Patients et méthodes

Treize patients ayant une tumeur testiculaire non palpable ont été pris en charge dans notre centre entre 1998 et 2012. Après analyse rétrospective des données, les caractéristiques épidémiologiques, cliniques, échographiques, les valeurs des marqueurs tumoraux et le diagnostic histologique ont été étudiés. Une exploration chirurgicale avec examen extemporané a été systématiquement réalisée. L’orchidectomie était totale ou partielle en fonction des résultats histologiques.

Résultats

L’âge moyen des patients était de 46,4ans (28 à 51ans). Le motif le plus fréquent de consultation était une douleur testiculaire dans 46,1 % des cas (six patients) et une infertilité dans 23 % des cas soit trois patients. L’ensemble des lésions était hypo-échogènes à l’échographie avec une taille moyenne de 8,9mm. Les marqueurs tumoraux dosés systématiquement étaient négatifs pour les 13 patients. L’analyse histologique de la pièce opératoire a permis d’objectiver six séminomes purs, deux carcinomes embryonnaires, deux atrophies des tubes séminifères des testicules, un infarctus segmentaire, une tumeur des cellules de Sertoli et une tumeur des cellules de Leydig.

Conclusion

Dans notre expérience, les tumeurs testiculaires cliniquement non palpables associées à des marqueurs tumoraux négatifs étaient bénignes dans environ 50 % des cas. La réalisation d’un examen extemporané était un outil utile dans le choix d’une chirurgie conservatrice.




 




Introduction


Avec une prévalence de 5 % de l'ensemble des cancers urologiques, les tumeurs testiculaires sont rares [12, 2]. En cas de masse testiculaire indolore et indurée à la palpation [3], le risque de tumeur germinale maligne est de 90 à 95 % [4, 5, 6]. En cas de doute clinique, une exploration chirurgicale quels que soient les résultats des examens complémentaires est indiquée. La réalisation d'une échographie testiculaire dans le cadre du bilan de douleurs testiculaires, d'infertilité et/ou de varicocèle est actuellement le mode de diagnostic des tumeurs testiculaires asymptomatiques.
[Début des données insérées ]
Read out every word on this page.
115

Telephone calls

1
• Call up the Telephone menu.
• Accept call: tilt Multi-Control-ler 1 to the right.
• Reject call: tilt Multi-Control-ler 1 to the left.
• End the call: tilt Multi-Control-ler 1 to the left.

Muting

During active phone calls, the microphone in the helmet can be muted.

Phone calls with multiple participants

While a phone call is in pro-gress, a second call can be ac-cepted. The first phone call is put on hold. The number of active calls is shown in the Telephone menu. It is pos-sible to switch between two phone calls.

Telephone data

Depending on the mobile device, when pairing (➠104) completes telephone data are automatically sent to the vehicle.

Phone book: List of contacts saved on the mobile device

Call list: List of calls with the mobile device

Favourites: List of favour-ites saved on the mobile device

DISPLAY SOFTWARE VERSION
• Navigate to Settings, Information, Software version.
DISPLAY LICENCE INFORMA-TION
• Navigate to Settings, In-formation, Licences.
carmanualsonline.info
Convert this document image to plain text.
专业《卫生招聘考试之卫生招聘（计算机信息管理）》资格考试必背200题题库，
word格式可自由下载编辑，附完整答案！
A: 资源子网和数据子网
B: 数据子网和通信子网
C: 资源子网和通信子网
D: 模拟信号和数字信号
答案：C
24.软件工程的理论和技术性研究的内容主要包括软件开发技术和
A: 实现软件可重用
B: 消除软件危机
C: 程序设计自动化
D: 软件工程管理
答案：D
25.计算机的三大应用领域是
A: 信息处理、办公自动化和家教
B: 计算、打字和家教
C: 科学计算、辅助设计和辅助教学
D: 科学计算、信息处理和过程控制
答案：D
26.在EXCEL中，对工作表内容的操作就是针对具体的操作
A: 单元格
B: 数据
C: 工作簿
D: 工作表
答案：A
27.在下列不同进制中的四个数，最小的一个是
La prise en charge des tumeurs testiculaires non palpables (TTNP) n'est pas codifiée en raison de sa faible fréquence et du caractère asymptomatique des lésions. Aucune méthodologie de prise en charge n'a été décrite dans la littérature parmi la cinquantaine de cas rapportés [7]. L'objectif de notre travail était de rapporter notre expérience concernant 13 cas suivi d'une revue de la littérature afin de proposer des modalités de prise en charge.


Patients et méthodes


Treize cas de patients ayant une tumeur testiculaire non palpable à l'examen clinique ont été rapportés entre 1998 et 2012. Le diagnostic a été fait par échographie (transducteur 6,5MHz) dans le cadre de bilan de varicocèles, infertilité et/ou en cas de douleurs testiculaires. Les marqueurs tumoraux habituels (alpha-fÅ“toprotéine, hCG et LDH) ont été dosés systématiquement en pré- et peropératoire. Une exploration chirurgicale par voie inguinale a systématiquement été réalisée sans clampage pédiculaire afin d'éviter une ischémie testiculaire selon la technique décrite par Albers [8]. Le recueil des données a été fait de manière prospective avec analyse retrospective des données. Les données démographiques, les signes fonctionnels, les caractéristiques échographiques des lésions, les valeurs des marqueurs tumoraux et l'analyse histologique peropératoire et définitive ont été étudiés. Une revue de la littérature a été réalisée dans la base de données Pubmed en utilisant les mots MeSH (medical subject headings ) : testis , neoplasms , nonpalpable and treatment avec sélection des articles publiés en langue anglaise.


Résultats


Les motifs de consultation étaient des douleurs testiculaires avec examen clinique normal chez six patients (46 %) et une infertilité chez trois patients (23 %). L'âge moyen de consultation était de 46,4ans (28 à 51ans). Une atteinte du côté droit était prédominante (58,3 %). À l'échographie, les lésions correspondaient à des images hypo-échogènes de taille moyenne de 8,9mm (5 à 12mm). Les marqueurs tumoraux étaient négatifs pour les 13 patients. Une exploration chirurgicale par voie inguinale avec biopsies extemporanées systématiques a permis de réaliser un traitement conservateur associant une tumorectomie à des biopsies du parenchyme sain dans 11 cas et une orchidectomie totale dans deux cas. L'ensemble des résultats des examens extemporanés était corrélé avec les résultats histologiques définitifs correspondant à six séminomes purs, deux carcinomes embryonnaires, deux atrophies des tubes séminifères, un infarctus segmentaire, une tumeur des cellules de Sertoli et une tumeur des cellules de Leydig. Aucune des biopsies des berges de résection tumorale n'était tumorale.


Discussion


Coret et al. ont rapporté que les TTNP étaient actuellement diagnostiquées lors de d'une échographie réalisée pour un autre motif avec une bonne sensibilité (estimée à 96,6 %) mais une spécificité très faible (44,4 %) [9]. L'utilisation routinière et les progrès techniques de l'échographie ne permettaient pas la détection des lésions testiculaires inférieure ou égale à 1mm [10].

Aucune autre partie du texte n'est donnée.